Can anyone tell me what the dress code for women is in Dubai and Sharjah?
I will soon be starting a job in a school in sharjah and they have listed the requirements for female teachers:

Subdued colours not bright
3/4 length sleeved shirts
No tight clothing
Long skirts or Trousers

So these are the rules for the school however would these same rules apply in public 

If I was deemed to be dressed in an inappropriate manner could I possibly be arrested?

Also without sounding offensive, I am a British Asian (Indian) so I take it that I would probably get evil stares off of people more so than other British women?


----------



## BLM

Hi Suritabix, cool name 

Sharjah is more conservative than Dubai, so I'm not surprised that your school has a dress code. Are you living in Sharjah as well? In Dubai, we can wear whatever colour we like in public! And as long as you cover your shoulders and down to your knees (and believe me, that makes you a 'respectful' expat), then you will be fine. 

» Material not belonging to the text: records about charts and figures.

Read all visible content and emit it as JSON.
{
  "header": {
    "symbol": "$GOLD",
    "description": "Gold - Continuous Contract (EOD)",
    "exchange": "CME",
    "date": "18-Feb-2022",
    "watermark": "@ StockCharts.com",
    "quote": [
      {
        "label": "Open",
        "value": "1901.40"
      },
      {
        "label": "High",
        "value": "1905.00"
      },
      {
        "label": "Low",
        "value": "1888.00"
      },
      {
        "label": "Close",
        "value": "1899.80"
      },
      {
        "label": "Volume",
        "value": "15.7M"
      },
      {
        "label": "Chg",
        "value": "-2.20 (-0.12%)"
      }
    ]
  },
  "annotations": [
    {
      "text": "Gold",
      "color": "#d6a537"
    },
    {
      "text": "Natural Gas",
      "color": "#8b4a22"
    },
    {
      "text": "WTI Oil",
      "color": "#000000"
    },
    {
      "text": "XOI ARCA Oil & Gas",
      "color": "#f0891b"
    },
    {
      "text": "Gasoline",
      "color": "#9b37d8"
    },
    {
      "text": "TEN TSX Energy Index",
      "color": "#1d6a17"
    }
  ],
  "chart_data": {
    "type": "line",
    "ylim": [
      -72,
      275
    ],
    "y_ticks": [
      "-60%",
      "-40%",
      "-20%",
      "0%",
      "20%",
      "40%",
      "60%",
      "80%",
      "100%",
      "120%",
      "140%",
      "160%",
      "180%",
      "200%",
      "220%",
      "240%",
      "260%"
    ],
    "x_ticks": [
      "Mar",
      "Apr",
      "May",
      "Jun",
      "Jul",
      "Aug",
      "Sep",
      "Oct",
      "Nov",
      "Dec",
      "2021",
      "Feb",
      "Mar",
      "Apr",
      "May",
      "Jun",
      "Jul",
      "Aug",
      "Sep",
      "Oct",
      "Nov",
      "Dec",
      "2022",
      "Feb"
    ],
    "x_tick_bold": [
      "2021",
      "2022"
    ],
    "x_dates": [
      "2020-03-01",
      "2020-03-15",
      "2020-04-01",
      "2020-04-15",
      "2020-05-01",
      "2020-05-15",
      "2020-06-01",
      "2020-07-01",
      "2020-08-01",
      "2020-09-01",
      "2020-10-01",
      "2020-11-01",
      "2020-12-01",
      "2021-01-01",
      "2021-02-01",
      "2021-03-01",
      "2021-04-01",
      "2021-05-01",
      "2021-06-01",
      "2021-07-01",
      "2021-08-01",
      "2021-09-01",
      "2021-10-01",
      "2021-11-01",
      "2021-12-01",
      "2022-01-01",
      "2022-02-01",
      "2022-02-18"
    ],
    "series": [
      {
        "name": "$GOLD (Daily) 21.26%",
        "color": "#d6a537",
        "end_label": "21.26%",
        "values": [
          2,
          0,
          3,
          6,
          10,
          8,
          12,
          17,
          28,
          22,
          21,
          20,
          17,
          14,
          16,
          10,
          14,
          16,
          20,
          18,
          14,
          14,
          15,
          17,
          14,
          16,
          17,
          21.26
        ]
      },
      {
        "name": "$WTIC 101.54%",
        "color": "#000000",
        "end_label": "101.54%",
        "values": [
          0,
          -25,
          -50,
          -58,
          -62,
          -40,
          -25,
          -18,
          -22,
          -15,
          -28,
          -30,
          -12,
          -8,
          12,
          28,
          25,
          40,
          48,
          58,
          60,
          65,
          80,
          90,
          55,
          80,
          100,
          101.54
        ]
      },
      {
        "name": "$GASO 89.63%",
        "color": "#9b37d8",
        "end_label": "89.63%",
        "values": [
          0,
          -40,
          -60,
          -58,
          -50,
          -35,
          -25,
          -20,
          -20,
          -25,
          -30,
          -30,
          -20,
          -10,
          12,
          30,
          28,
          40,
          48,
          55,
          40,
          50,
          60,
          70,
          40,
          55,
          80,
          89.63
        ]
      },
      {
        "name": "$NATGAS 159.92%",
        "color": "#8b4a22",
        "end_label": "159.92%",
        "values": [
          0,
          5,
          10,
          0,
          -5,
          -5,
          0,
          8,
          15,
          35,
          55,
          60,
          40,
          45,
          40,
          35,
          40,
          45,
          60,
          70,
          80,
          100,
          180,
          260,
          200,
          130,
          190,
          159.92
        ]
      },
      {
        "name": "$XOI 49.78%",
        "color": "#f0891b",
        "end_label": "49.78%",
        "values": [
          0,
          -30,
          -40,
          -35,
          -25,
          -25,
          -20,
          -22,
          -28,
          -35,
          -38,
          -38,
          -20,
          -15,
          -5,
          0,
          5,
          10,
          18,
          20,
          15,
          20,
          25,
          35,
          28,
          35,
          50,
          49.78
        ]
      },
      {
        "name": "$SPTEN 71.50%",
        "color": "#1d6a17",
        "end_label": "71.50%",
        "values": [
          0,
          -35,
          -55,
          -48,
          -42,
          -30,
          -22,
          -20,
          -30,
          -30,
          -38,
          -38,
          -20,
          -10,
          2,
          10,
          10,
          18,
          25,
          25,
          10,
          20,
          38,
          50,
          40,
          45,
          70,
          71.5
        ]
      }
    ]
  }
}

And I doubt you will get evil stares, there are a lot of expat Asians here, ranging from the construction workers to some very wealthy landowners. A lot of the girls in my office are Asian and were born here. A lot of our friends and neighbours are Asian. You will fit right in 

Welcome to the UAE! I hope you have a wonderful experience. We get together for a night out once a month so come along and meet everyone!


----------



## sgilli3

Definately sounds right for Sharjah (or any teaching job)
In Sharjah, women and men should have shoulders covered (not spaghetti straps etc) and clothing should cover the kness.

Those rules apply in public in Sharjah. (not Dubai)
You would get in trouble for not dressing appropriate - maybe not arrested, but certainly it is frowned upon.

Why would you get more stares ????? There are more Indians here than any other nationality (including Emiratis )


----------



## suritabix

Wow yeah I'd love to come out, I'l be there on the 26th so don't forget to send me an invitation.

Oh and My uncle gave me the name suritabix cause it rhymes with weetabix!


----------



## suritabix

Also without sounding offensive, I am a British Asian (Indian) so I take it that I would probably get evil stares off of people more so than other British women? 

Sorry Bad English on my part, I meant that I would be frowned upon in the way I dress as people would think I'd have more sense to cover up as Arab culture and Indian culture have similarities. One of them being to cover up.


----------



## hari

Sharjah has strict rules among all the emirates. No bars.. No alcohol, follows Saudi laws in most cases. Population is mostly Indian as most of the Indians working in Dubai resides there due to comparitively lower rents. Work there , sleep there, spend all your leisure time in Dubai and enjoy (which is 15 minutes drive away when there is no traffic blocks normally friday morning only),


----------



## suritabix

I see, you say its only 15 mins drive away? I've read that it can take up to 1 hour and 30 mins. Do you think I could take driving lessons whilst I'm there?

Im hearing so many different things now about Sharjah so I'm confused now but my main objective is to work there and party in Dubai.


----------



## sgilli3

Yes it can take 15 mins....but probably on a FRi morn, when the roads are at their slowest.
We live in Sharjah, and not at peak times, getting to Dubai takes us 20 - 30 mins (max), but when the roads are busy, or there has been an accident - allow a looonnnnggggg time to get where you are going.


----------



## Mac

All i say on the matter is that there are some mighty fine women in Dubai!  The dress code they stick too doesn't seem to be different to that of the UK...... Unless you're used to drinking in Newcastle's Bigg Market anyway!!


----------



## cairogal

In order to be arrested in Sharjah you'd have to show a lot more skin that that Sleeves that come to the bend in your arm should be be fine outside of work-just not the short-short sleeves. Also, I would suggest getting lots of 3/4 length trousers: comfy and appropriate around Sharjah. Now, if you go to a hotel pool in Sharjah you can wear your normal swimming suit. A few years ago I think they "outlawed" 2 piece suits, but I would still bring it. Hotels have more relaxed dress codes than the street. Arrested for not abiding by clothing restrictions? mmm...no, not likely. Could you be followed by CID? Maybe. You might receive a stern "talking to".


----------



## BLM

Shame you can't live in Dubai! You would be driving AGAINST the traffic and then you could wear your bikini by the pool on the weekends 

But seriously, if you decide you like the UAE and want to stay on, there are lots of people sharing huge villas in Dubai (so a lot cheaper) and the drive to work would only take as long as people that travel from the Marina into Bur Dubai.

When are you due to arrive?


----------